Each week throughout the season, we’ll be bringing you a report on the Montreal Canadiens prospects playing in Europe. It’s early into the season for most of the players this project will cover, but this is how they’ve performed so far.
Joni Ikonen, KalPa, Liiga (Finland)
The transition from Frölunda U20s (and Frölunda’s SHL team) to Finland and Liiga team KalPa has been tougher than Ikonen probably expected.
Having started — on paper — on KalPa’s first line, Ikonen has struggled in some ways, which was to be expected. The young rookie has been outmuscled in some situations, has had difficulty in the faceoff circle, and his minutes have not added up to what one would expect from a first-line player.
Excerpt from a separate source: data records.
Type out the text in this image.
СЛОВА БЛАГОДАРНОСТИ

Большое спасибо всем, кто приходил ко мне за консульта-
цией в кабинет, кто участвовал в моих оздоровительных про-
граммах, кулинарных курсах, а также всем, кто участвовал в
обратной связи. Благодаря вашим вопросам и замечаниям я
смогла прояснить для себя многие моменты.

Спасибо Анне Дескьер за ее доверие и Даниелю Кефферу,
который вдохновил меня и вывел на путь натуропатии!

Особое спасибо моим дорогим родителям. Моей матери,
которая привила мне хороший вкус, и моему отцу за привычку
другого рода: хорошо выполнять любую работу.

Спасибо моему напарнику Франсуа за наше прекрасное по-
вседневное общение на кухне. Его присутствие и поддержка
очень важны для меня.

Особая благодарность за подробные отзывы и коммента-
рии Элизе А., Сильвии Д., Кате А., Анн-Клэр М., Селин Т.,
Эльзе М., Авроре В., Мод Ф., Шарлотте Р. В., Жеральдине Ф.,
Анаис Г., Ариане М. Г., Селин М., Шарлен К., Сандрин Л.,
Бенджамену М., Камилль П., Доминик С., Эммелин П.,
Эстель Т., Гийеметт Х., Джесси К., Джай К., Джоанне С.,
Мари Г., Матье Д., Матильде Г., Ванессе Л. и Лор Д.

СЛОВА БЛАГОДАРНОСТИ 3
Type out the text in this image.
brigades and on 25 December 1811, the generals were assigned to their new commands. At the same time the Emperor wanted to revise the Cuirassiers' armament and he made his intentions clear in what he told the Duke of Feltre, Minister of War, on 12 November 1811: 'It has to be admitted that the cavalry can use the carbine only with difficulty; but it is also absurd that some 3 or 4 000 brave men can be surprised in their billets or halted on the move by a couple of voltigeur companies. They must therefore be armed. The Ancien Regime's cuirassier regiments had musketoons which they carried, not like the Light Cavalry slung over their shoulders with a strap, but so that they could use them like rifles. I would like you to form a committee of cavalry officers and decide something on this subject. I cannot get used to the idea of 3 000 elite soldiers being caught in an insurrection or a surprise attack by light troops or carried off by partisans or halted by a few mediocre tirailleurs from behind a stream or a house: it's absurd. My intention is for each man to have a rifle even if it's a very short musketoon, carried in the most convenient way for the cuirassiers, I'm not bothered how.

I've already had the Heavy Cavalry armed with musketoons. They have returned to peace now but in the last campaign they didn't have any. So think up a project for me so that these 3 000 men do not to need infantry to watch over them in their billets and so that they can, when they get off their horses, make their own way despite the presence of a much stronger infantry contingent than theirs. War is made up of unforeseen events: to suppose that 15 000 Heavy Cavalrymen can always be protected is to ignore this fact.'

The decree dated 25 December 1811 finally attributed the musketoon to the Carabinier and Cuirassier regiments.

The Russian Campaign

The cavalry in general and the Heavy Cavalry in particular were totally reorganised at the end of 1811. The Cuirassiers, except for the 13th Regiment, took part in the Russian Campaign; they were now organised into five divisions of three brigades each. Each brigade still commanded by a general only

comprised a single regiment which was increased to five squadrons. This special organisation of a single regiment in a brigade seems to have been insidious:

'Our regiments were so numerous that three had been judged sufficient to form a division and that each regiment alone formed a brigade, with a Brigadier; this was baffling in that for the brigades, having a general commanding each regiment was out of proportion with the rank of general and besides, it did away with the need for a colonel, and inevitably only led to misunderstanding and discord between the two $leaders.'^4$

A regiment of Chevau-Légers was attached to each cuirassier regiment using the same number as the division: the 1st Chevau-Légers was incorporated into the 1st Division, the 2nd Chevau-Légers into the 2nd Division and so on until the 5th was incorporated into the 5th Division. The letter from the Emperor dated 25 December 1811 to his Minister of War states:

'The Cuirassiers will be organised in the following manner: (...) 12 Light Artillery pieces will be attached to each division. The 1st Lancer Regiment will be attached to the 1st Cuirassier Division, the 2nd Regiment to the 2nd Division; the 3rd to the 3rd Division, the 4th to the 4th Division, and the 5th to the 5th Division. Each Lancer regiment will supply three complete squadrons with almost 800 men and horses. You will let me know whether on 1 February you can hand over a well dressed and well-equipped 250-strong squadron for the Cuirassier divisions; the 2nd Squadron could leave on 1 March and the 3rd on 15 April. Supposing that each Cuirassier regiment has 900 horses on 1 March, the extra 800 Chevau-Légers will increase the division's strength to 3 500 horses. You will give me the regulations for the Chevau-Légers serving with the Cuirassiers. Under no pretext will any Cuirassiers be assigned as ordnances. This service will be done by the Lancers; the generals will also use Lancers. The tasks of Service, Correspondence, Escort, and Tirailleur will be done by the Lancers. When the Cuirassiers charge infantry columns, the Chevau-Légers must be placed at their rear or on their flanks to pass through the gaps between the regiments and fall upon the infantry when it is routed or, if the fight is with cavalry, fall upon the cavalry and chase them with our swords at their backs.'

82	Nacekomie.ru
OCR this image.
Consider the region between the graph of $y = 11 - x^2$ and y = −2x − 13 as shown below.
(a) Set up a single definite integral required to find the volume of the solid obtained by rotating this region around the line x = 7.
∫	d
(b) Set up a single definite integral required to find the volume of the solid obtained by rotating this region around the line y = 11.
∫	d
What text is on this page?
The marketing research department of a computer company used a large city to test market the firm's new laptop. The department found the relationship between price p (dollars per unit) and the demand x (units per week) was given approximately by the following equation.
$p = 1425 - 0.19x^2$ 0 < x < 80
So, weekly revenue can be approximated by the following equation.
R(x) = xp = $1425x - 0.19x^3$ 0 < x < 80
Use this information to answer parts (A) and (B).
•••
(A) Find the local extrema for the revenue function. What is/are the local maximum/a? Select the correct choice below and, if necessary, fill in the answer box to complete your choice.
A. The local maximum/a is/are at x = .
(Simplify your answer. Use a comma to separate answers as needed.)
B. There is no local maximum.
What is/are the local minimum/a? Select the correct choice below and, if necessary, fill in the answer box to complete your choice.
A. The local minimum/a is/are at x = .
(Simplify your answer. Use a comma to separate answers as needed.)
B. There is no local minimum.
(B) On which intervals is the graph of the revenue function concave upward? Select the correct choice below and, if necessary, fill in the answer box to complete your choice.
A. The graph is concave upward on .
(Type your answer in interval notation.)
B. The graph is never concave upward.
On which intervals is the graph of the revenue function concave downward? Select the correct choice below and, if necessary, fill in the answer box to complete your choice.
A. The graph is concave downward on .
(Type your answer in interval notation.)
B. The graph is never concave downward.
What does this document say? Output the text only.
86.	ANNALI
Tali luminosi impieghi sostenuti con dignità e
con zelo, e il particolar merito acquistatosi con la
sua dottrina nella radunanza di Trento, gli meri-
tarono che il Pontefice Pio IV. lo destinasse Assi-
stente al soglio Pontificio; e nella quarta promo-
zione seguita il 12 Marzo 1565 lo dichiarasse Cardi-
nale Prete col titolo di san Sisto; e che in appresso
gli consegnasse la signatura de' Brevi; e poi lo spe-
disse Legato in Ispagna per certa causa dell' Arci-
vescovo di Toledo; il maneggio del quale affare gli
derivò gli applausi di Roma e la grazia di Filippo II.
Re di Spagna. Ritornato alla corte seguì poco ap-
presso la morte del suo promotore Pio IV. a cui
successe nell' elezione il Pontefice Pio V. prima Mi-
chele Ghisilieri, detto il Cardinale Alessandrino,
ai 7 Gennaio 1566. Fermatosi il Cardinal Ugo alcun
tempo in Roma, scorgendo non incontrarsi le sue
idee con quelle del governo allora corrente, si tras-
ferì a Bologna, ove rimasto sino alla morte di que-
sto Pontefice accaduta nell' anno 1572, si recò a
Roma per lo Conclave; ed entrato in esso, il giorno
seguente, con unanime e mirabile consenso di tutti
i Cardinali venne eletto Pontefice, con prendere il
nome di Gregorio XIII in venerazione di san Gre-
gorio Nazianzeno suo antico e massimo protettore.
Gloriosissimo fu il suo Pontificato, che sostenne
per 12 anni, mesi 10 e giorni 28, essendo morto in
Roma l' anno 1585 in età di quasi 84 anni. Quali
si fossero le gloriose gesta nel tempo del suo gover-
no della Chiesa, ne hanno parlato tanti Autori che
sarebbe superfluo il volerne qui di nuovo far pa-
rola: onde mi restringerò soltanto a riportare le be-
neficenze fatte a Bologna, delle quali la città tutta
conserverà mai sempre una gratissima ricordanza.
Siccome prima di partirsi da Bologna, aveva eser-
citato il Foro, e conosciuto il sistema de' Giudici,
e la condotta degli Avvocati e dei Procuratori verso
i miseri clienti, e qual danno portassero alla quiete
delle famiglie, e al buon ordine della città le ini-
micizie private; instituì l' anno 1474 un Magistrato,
Still, when he gets his game under control, he can makes things happen. Like this:
It is too early to draw any big conclusions from his tenure in Liiga; let’s remember that last year Ikonen played 10 games in the SHL and three games in the Champions Hockey League with Frölunda for zero points and a combined +/-0 rating. To expect Ikonen to arrive in a men’s league and perform at a high level directly from the start is not realistic.
Still, it will be interesting to see how he steps up after having acclimated himself to the Finnish league as the season goes on.
Lukas Vejdemo, Djurgården, SHL (Sweden)
Vejdemo has had a few busy weeks after the development camp in Montreal. While he participated in an exhibition game against NHL players in Stockholm (a game Djurgården lost 6-4 to the Stockholm All-Stars), he has focused on the SHL, and took on a heavy training load before the season began.
Djurgården is without a spot in this year’s CHL tournament, so Vejdemo’s main focus has been on getting ready for the SHL season and helping his team improve on the 10th place it finished in last season.
The summer has benefited him in many ways. He points to his skating when he speaks with Eyes On The Prize, but the biggest change might be that he now weighs in at 89 kg (about 196 lbs.).
When asked about his chances for the season, he gave an honest response.
“I need to play very well to move up the lineup. The centres ahead of me are really strong. I feel good. I am looking forward to playing for real again.”
What has been obvious from the first few games is that Vejdemo takes more responsibilities with moving the puck up the ice, as shown in this attack that generated an assist in the opening game of the SHL season:
You can see his strong skating here. The fact that it is Vejdemo that is in front of the net ready to pounce on a possible rebound when the shot comes from Jonathan Davidsson (Columbus Blue Jackets) speaks of an attitude that should benefit Vejdemo during the coming season.
Arvid Henrikson, Örebro U-20, SuperElite South, Sweden
Unconfirmed reports have it that it was Christer Rockström (and the Canadiens) who helped Henrikson change teams this summer, which suggests a belief within the organization in Henrikson’s skills.
Still, at least two teams higher up in the SHL hierarchy bypassed Henrikson when having the chance to sign him. He will now reunite with his coach from his AIK-18 days, Jörgen Hägg.
“It was under his tutelage that I improved the most over the last years, so it is good to be back with him,” he said of the move.
Henrikson also sees an opportunity to get some minutes with the top club.
“With the [roster] in Örebro, I might be able to push my way into the lineup and get a few SHL games this year.” The team has since strengthened its defence corps, but there will still be chances for Henrikson when injuries starts to take a toll on the regular lineup.
He has played on Örebro’s U20 team so far, and over two games has managed an assist. What Henrikson really needs to improve upon is his playmaking ability, which is the cornerstone of a good defender in today’s game.
Max Friberg, Frölunda, SHL (Sweden)
Friberg started out on a line with Victor Olofsson (Buffalo Sabres) and Christoffer Ehn (Detroit Red Wings). While the whole Frölunda team seemed to struggle against the defensive prowess of Mora in the first game of the season, Friberg’s energy stood out.
He has taken another step this summer. His physique is top notch, and he has the trust of the coaches to take an offensive role, getting his special-teams time on the power play rather than being one of the main penalty-killing options as he was in the AHL last season.
That power play unit has been on fire to start the season for Frölunda. It is clear to everyone that Friberg has benefited the team so far. The question is whether Frölunda, a team that has the outspoken wish to be the closest team to the NHL standard outside of North America’s top league, can help Friberg to get another shot at the NHL.